This paper seeks to evaluate the complex, competing and
ever-changing discourses between cultural difference, gender and
sport in relation to global sports movements. The paper raises a
number of questions about inclusion and exclusionand, although it
attempts to provide some answers to these questions, it does not
claim to have all the answers or even that the answers offered by a
Western academic are necessarily the most appropriate answers for
academics and practitioners working in Iran. The role of a social
scientist, however, is to problematise as much as problem solve with
the latter dependent upon establishing links between academics and
practitioners.
The paper is structured in five sections. The first section highlights
the role of women in the Olympic movement from the ancient
Olympic Games until the 1996 Olympic Games in Atlanta in the
US. The second section evaluates the role of women in sport
outside the Olympic movement and explores the ways in which the
Western domination of global sports movements such as the
Olympic Games has resulted in the alternative organising and
organisation of womens sport.
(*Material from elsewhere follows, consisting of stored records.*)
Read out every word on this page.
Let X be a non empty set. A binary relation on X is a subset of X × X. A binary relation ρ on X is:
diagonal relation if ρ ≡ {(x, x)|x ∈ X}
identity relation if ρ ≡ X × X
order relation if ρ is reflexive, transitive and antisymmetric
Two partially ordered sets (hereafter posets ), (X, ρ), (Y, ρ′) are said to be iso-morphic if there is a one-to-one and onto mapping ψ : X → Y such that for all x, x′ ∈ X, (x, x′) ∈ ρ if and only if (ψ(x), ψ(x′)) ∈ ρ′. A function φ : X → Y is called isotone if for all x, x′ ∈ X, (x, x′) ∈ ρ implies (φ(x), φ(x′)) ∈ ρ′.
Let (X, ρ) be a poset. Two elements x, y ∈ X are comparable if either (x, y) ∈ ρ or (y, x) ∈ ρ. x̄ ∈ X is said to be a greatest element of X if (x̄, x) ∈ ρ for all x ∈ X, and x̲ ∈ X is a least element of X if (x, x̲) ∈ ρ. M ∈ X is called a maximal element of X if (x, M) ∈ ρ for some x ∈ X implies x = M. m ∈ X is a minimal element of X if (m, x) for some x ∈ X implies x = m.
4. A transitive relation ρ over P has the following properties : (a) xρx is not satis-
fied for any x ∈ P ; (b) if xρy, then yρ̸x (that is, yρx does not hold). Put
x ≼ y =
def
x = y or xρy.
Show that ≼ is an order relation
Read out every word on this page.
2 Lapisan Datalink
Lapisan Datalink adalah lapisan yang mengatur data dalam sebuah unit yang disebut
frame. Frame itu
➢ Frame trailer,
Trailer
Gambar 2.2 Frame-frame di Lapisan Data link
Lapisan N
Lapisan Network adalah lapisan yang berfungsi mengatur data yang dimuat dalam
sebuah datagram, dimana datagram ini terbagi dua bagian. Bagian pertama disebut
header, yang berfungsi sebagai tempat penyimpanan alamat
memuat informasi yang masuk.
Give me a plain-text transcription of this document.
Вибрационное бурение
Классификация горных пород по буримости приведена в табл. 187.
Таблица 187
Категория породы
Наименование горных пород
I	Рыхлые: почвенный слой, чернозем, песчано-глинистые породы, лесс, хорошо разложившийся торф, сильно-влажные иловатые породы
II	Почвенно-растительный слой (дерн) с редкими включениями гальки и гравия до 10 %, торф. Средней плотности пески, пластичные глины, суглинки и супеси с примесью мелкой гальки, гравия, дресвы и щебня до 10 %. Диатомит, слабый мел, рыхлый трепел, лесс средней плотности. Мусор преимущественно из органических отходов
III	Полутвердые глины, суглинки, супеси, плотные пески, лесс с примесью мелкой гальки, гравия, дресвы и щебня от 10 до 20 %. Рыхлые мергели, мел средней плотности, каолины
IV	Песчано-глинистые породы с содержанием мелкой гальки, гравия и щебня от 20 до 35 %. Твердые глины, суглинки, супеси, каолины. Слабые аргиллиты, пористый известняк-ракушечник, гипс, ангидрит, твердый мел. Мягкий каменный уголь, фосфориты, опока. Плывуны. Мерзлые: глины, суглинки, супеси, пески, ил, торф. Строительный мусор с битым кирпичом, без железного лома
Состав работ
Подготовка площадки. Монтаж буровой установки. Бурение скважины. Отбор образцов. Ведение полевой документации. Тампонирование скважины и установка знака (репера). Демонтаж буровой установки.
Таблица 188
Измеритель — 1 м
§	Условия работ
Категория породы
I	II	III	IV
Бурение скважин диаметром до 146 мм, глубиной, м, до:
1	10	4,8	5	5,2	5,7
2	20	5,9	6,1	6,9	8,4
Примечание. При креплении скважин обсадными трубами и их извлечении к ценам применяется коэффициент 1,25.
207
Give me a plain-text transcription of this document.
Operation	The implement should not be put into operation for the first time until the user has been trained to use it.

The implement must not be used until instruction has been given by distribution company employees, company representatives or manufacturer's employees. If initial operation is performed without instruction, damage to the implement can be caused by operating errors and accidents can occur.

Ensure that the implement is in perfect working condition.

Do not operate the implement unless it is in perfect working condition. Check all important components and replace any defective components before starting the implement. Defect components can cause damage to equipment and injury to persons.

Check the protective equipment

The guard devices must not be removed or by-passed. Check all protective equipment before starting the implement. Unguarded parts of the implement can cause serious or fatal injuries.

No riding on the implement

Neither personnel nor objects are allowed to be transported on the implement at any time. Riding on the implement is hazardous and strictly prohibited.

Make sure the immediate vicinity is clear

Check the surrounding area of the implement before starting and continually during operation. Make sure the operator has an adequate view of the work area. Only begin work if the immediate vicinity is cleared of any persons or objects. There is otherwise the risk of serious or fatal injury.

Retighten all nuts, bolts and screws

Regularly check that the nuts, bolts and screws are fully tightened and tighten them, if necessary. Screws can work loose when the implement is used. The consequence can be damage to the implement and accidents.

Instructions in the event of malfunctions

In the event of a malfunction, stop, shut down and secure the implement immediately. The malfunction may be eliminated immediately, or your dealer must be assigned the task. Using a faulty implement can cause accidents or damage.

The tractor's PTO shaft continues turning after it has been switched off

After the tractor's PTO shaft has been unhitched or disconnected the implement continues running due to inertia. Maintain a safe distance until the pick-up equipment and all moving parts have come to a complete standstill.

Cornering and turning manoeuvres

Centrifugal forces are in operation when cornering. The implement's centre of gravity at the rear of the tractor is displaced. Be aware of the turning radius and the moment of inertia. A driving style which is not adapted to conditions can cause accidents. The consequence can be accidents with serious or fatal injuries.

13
The third section evaluates the ethos
of "Sport for All" and the influence of discourses of UK sport policy
in informing wider global discourses of gender and sport. The fourth
section examines the relationship between the UK Womens Sport
Foundation and the development of other Womens Sports
Associations around the world. The final section of the paper
concludes with a focus on cultural difference, gender and the 2000
Sydney Olympics and asks if the Olympic ideal can bring the Middle
East and the West together without unduly compromising cultural
difference, gender relations or sports participation and performance.